Drew's lawyer painted a different picture in court Wednesday. H. Dean Steward told jurors that Drew did not participate in the hoax, which reportedly brought Megan Meier to tears before she killed herself.

Steward said the real culprit was Grills, who was 18 at the time and has been granted immunity in exchange for her testimony. "The message that (prosecutors) talked about was sent when Lori Drew was on the road and not at home," Steward argued, according to Reuters.

Grills has claimed that Drew helped hatch the plot to set up a fake MySpace account and pretend to be "Josh Evans," a new 16-year-old boy in town with a crush on Meier. She said that she, Drew, Drew's daughter, and others sent messages to Meier. The hoax reportedly began as a way to catch Meier spreading rumors about Drew's daughter, so a group of teens could confront Meier.

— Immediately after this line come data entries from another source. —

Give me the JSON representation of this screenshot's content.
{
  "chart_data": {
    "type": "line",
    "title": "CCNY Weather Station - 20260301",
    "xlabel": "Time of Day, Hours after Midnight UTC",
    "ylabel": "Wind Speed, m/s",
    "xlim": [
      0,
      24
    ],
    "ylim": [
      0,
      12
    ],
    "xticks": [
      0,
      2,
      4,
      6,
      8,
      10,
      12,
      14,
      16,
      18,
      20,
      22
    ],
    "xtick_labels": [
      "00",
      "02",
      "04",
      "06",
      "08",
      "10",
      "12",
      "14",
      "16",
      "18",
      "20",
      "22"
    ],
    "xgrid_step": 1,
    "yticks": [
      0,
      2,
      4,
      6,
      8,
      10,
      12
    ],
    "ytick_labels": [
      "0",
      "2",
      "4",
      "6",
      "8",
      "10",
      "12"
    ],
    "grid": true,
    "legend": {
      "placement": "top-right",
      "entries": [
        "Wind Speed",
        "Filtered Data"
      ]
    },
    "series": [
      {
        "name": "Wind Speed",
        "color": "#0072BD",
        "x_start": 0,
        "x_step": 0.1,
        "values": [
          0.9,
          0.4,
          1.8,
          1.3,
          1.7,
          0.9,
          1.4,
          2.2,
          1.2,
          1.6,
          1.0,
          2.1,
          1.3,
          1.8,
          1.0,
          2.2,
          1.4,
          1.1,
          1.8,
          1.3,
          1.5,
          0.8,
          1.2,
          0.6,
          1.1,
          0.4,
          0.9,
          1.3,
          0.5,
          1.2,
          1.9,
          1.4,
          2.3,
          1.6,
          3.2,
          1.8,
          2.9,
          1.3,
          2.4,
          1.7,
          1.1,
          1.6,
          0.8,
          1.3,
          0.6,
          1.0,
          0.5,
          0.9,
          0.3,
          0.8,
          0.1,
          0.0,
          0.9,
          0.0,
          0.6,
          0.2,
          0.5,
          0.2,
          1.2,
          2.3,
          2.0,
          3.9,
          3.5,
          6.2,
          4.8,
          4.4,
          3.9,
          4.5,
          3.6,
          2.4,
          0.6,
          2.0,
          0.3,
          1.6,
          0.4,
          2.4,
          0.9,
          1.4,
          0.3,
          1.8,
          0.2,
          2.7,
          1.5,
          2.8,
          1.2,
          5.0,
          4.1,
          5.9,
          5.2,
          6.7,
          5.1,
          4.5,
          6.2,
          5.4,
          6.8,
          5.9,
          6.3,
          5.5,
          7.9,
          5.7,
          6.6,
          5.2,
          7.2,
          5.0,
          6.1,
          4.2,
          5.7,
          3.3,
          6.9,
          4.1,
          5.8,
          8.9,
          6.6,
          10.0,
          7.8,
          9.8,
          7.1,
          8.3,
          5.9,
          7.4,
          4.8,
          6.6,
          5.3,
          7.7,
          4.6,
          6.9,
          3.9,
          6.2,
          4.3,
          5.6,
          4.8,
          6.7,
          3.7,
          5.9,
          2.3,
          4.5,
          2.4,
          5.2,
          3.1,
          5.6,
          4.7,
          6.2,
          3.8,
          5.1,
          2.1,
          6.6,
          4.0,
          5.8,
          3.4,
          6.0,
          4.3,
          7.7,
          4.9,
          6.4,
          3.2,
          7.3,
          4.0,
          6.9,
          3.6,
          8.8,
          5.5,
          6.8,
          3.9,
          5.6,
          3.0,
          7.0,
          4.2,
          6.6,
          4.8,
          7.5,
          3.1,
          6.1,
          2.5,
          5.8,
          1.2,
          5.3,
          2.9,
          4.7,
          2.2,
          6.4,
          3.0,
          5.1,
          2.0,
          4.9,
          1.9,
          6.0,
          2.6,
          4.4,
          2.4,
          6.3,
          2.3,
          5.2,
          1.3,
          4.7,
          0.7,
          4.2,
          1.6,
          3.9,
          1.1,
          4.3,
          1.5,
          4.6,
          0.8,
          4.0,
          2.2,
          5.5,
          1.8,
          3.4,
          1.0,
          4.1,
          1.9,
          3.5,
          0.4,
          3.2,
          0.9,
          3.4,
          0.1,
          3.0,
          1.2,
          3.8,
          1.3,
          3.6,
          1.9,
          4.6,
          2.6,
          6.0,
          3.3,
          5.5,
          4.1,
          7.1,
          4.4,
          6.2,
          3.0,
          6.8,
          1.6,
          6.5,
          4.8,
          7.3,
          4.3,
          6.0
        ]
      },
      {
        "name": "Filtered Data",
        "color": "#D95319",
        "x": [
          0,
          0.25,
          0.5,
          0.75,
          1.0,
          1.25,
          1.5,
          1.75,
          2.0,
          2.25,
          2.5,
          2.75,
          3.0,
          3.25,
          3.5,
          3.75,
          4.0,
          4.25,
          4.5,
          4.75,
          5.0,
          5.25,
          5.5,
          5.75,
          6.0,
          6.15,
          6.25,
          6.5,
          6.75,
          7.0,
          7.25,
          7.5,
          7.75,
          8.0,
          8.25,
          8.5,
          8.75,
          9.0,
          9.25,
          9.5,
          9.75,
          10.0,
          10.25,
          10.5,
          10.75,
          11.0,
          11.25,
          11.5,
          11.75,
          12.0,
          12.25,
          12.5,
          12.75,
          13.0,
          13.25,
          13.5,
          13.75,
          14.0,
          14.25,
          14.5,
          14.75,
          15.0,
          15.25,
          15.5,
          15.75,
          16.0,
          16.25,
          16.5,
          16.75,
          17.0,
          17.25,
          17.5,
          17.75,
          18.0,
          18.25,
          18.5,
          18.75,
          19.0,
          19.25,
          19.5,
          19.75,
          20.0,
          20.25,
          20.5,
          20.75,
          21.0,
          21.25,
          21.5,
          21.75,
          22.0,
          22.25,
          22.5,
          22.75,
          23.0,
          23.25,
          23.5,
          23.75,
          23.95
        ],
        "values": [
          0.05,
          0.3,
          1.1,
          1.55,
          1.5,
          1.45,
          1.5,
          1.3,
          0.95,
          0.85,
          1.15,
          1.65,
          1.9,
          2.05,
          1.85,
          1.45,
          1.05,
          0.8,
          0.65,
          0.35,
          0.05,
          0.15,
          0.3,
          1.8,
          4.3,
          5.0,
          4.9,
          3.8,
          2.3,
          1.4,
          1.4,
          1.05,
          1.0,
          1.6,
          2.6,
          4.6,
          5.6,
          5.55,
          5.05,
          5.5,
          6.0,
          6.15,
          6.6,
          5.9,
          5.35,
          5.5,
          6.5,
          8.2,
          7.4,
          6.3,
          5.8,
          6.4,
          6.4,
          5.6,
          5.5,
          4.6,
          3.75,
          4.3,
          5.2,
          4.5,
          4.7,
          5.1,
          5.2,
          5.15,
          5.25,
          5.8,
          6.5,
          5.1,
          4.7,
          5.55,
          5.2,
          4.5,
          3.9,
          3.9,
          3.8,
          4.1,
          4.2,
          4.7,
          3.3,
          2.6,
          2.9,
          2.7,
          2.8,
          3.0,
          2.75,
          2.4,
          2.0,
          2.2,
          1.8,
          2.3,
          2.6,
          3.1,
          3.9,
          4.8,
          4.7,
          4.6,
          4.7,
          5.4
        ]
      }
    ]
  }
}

Drew is the only person to be charged in the case. The judge told jurors that the suicide could be presented as evidence but stressed that Drew is not on trial for Meier's death. Rather, prosecutors charged her with computer fraud and abuse. They said she violated the terms and conditions of MySpace and set up the fake account to inflict emotional pain on Meier.

If convicted on all charges of conspiracy and accessing protected computers without authorization, Drew faces up to five years in prison for each of four counts.

Grills admitted Thursday that she eventually sent Meier a message from "Josh Evans" saying the world would be better off without her in an attempt to end the hoax. Meier hanged herself shortly after receiving that message. Her mother found her and she died the next day. Prosecutors said Wednesday that Grills told Drew about the last message before sending it, according to Reuters.

The victim's mother also testified this week. Tina Meier said in court, and in public appearances, that Drew was aware that her daughter had battled depression and bullying and took antidepressants.

The unprecedented trial is taking place in Los Angeles because that's where the MySpace computer servers are located.